The designed bur for treating teeth is a bur consisting of a central guider and two symmetrical cutter to produce a single-circle ring. This bur is used after preparation of the root canal similar to other posts.

The two main advantages of this bore are speed in preparation root canals and its accuracy. The bur is designed in different sizes, which make it available for using in treatment of various teeth. The depth of the prepared ring is in direct proportion with the size of bore.

One of the major problems of using this post system is its bur, which means without having the bur it is impossible to use it.

==History==

The Nankali-post was designed in 1997 in the National Medical University at the Orthopedic and Implant Stomatology Department by Dr. Ali Nankali, which (October 1999) verified by Scientific Board of Bogomolets National Medical University and international patent organization (УДК; 616.314-76-77:616.314.11-74:678.029.46:612.311) in Kyiv/Ukraine.

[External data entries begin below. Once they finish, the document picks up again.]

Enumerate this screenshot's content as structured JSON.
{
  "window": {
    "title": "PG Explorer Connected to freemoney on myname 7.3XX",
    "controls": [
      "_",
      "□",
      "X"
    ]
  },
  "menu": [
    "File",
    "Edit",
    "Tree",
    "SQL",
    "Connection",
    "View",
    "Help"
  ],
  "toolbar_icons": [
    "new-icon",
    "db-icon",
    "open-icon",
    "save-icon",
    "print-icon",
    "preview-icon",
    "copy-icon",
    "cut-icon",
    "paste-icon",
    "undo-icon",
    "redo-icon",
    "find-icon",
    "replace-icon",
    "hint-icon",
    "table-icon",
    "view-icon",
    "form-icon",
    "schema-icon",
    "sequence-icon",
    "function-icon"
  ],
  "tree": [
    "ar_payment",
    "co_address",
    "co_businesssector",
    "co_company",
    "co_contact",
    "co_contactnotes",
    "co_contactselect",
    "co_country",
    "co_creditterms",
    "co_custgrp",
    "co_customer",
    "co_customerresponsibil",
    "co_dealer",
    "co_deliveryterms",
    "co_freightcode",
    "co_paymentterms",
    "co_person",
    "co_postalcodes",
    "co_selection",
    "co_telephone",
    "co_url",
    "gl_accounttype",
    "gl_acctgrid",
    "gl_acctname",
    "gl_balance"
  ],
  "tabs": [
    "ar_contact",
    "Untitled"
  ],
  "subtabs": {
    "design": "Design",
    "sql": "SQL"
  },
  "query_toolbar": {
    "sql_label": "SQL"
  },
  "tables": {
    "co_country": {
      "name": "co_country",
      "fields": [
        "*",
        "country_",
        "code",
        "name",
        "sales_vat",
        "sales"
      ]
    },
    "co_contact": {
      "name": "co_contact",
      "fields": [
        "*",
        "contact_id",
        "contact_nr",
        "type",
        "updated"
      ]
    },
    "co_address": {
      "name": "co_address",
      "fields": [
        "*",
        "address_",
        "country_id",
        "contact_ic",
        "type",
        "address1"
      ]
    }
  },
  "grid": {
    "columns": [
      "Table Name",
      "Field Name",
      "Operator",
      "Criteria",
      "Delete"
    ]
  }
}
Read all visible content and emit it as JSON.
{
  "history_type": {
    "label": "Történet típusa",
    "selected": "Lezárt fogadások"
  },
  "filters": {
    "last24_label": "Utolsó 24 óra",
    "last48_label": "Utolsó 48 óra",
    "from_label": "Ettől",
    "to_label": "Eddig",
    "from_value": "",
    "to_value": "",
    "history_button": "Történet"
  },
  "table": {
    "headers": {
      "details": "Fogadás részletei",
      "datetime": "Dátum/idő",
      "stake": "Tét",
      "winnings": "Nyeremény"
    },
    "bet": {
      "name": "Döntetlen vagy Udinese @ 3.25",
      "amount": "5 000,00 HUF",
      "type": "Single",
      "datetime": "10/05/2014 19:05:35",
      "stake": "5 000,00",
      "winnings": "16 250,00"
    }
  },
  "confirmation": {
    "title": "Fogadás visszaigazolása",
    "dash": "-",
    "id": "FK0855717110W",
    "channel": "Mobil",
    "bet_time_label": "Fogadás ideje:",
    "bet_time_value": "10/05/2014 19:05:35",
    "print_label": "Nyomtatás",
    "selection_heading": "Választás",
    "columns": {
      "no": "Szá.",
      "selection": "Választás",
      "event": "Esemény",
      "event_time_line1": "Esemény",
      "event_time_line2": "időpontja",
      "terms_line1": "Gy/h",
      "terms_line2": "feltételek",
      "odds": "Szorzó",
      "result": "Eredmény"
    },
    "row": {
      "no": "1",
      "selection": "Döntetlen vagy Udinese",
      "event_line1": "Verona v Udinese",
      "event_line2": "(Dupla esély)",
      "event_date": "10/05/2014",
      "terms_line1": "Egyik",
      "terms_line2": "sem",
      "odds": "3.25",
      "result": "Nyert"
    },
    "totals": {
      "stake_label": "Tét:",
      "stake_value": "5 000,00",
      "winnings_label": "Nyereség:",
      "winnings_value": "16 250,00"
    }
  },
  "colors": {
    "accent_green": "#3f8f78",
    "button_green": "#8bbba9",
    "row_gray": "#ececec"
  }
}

Initially it was presented at the 54Th Medical Science Conference of Students & Young Scientists in 1999, that was organized by Ukraine Health Ministry and National Medical University known as O.O. Bogomolets and Society Science Students known as O.O. Kisilia. The result of presentation was published in "Young Scientists and Students / Scientific Medical Seminar in 1999".

In 1999 it was requested for the patent (УДК; 616.314-76-77:616.314.11-74:678.029.46:612.311)and became a part of research of the Orthopedic and Implant Stomatology Department of the National Medical University. This new modified post-core was under study till 2004 and then attested by the Dental Scientific Board of Ukraine.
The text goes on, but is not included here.